Il reattore occupa in complesso uno spazio d'ingombro cilindrico del diametro e dell'altezza di circa m 1,80. Insieme col moderatore e refrigerante primario e con gli accessorî è contenuto in un recipiente cilindrico in pressione, di acciaio al carbonio, con coperchi superiore e inferiore emisferici, rivestito internamente di acciaio inossidabile, dell'altezza di m 9,75 e del diametro esterno di m 3,15. varie opere di schermatura assicurano la protezione del personale. Strumenti di controllo sono predisposti sull'impianto e nelle aree circostanti, per studiarne il comportamento e garantire la protezione di fronte a possibili incidenti.

Il costo complessivo dell'impianto di Shippingport è stato di circa 120 milioni di dollari, pari a 2 mila dollari per kW di potenza elettrica prodotta, cioè, al cambio di 625 L/dollaro, a circa 1.250.000 L/kW di potenza elettrica. Il costo dell'energia è stato valutato dai costruttori pari a circa 65 mills/kWh, corrispondenti a circa 4,30 L/kWh, calcolando su un ammortamento dell'impianto in 30 anni e per un fattore di carico di 80%. A causa delle installazioni sperimentali e di misura destinate a fornire i necessarî risultati sperimentali, il costo di tutti questi impianti è maggiore di quello che spetterebbe a impianti destinati soltanto all'esercizio, anche se esso si è ridotto fino a 1/2-1/4 in molti impianti successivi a quello di Shippingport. Per contro il costo unitario presunto per l'energia elettrica prodotta può sembrare basso, probabilmente a causa delle cifre assunte per il costo del denaro e per l'ammortamento, anche se sono d'accordo i dati dell'impianto di Shippingport e quelli dedotti dall'esercizio degli impianti inglesi. Da impianti in parte sperimentali non è facile del resto dedurre con esattezza il costo dell'energia prodotta. Vedi tav. f. t.

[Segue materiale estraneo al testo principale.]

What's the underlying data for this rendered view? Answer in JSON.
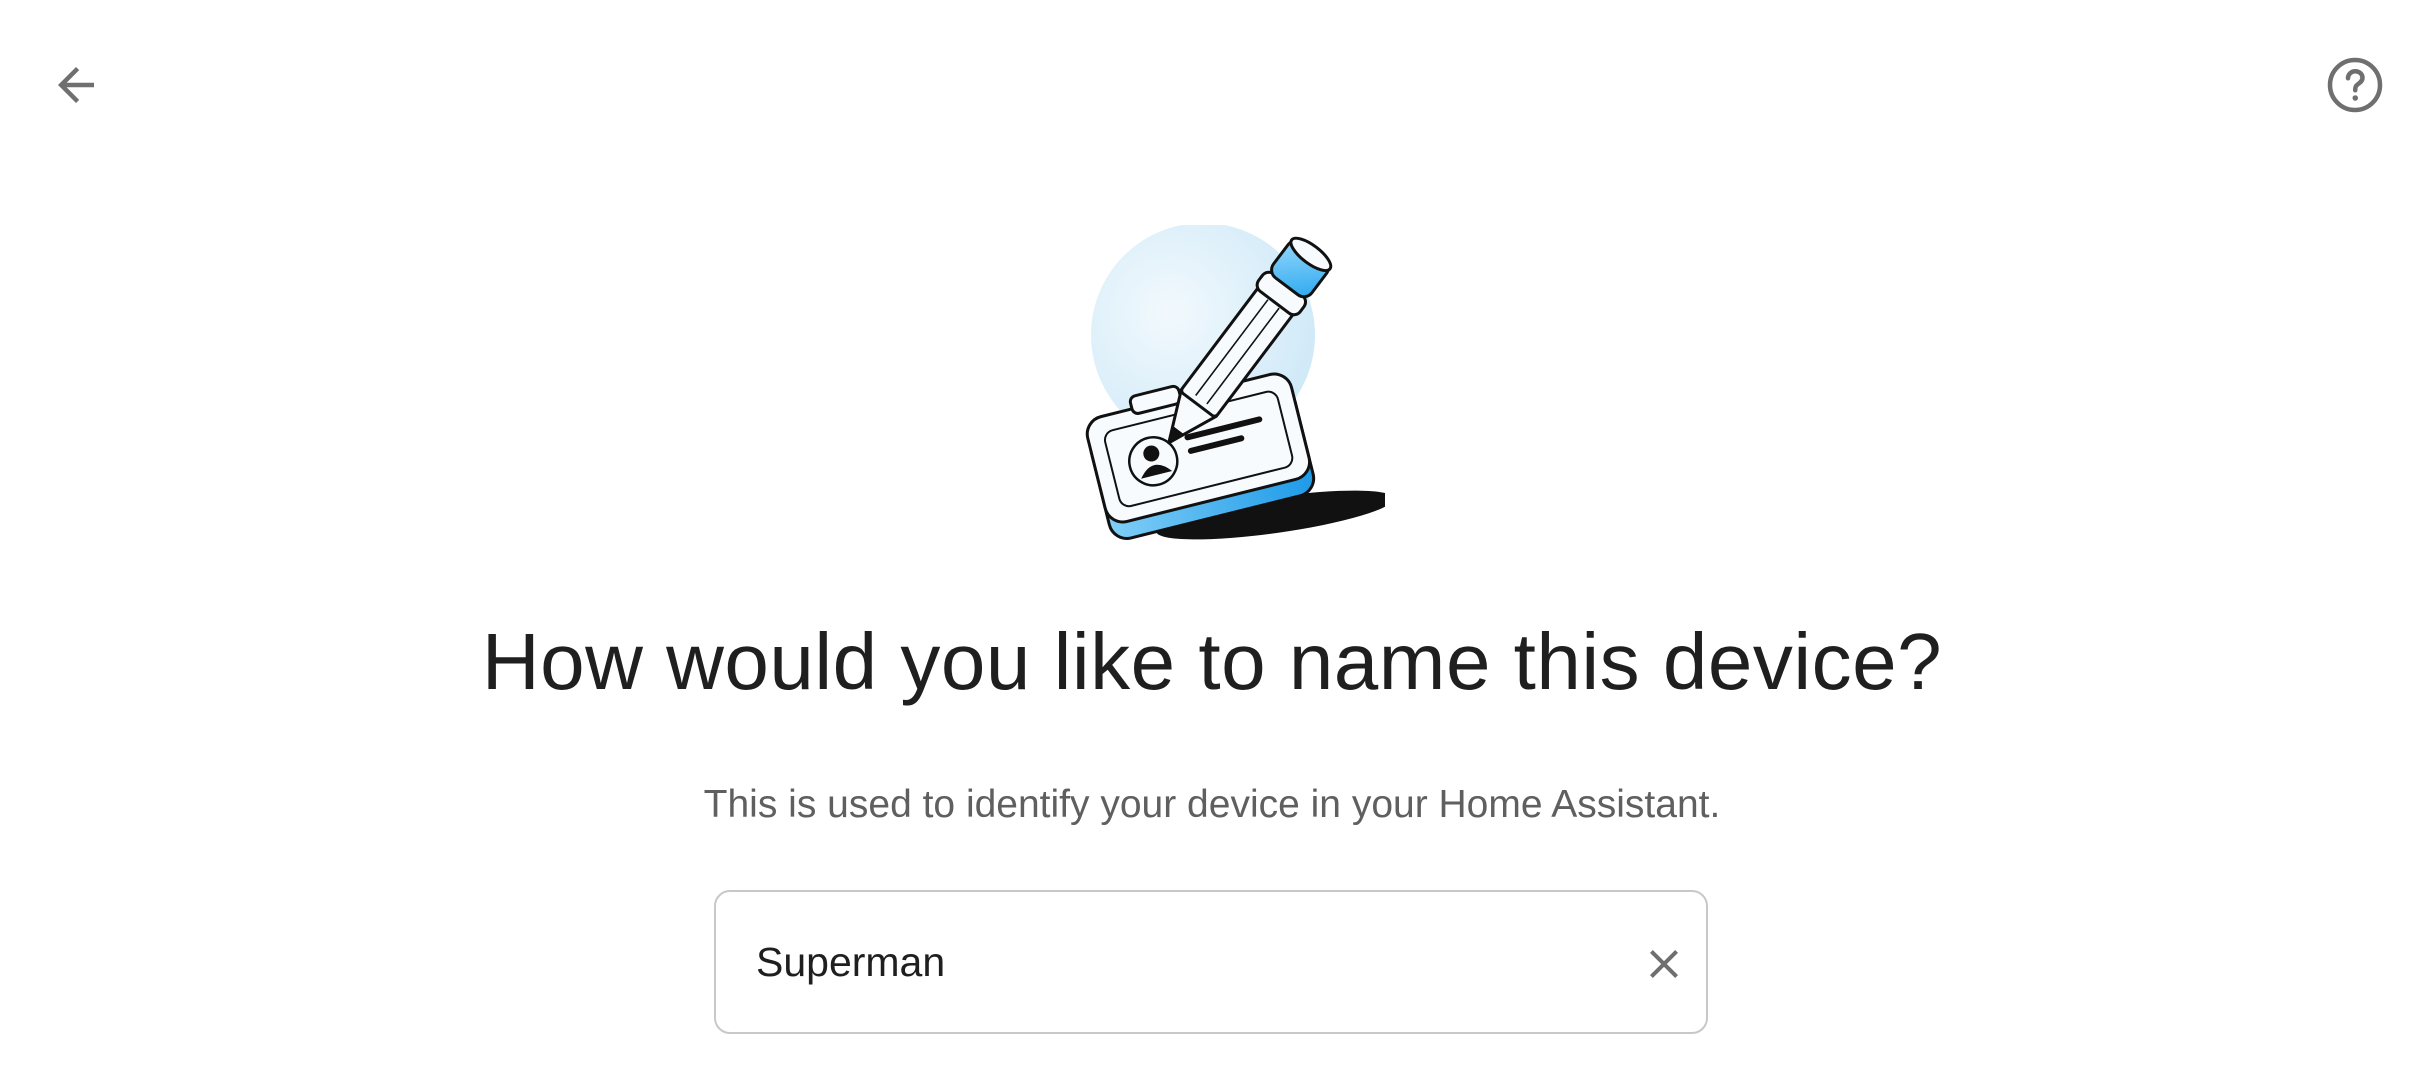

Bibl.: Annate varie, soprattutto dal 1950 a oggi, delle riviste: L'elettrotecnica; L'energia elettrica; Revue générale d'électricité; E. T. Z.; Revue Brown Boveri; Electrical Engineering, Nuclear Engineering, Atti della Riunione annuale di Roma dell'A. E. I., 1957.Particolarmente, articoli di aggiornamento: C. Castellani, Progressi realizzati nelle centrali termoelettriche nell'anno 1958, in Elettrotecnica, 1959, p. 86; A. M. Angelini, Evoluzione e stato attuale del problema della produzione di energia mediante impianti termici nucleari, in L'elettrotecnica, 1959, p. 133.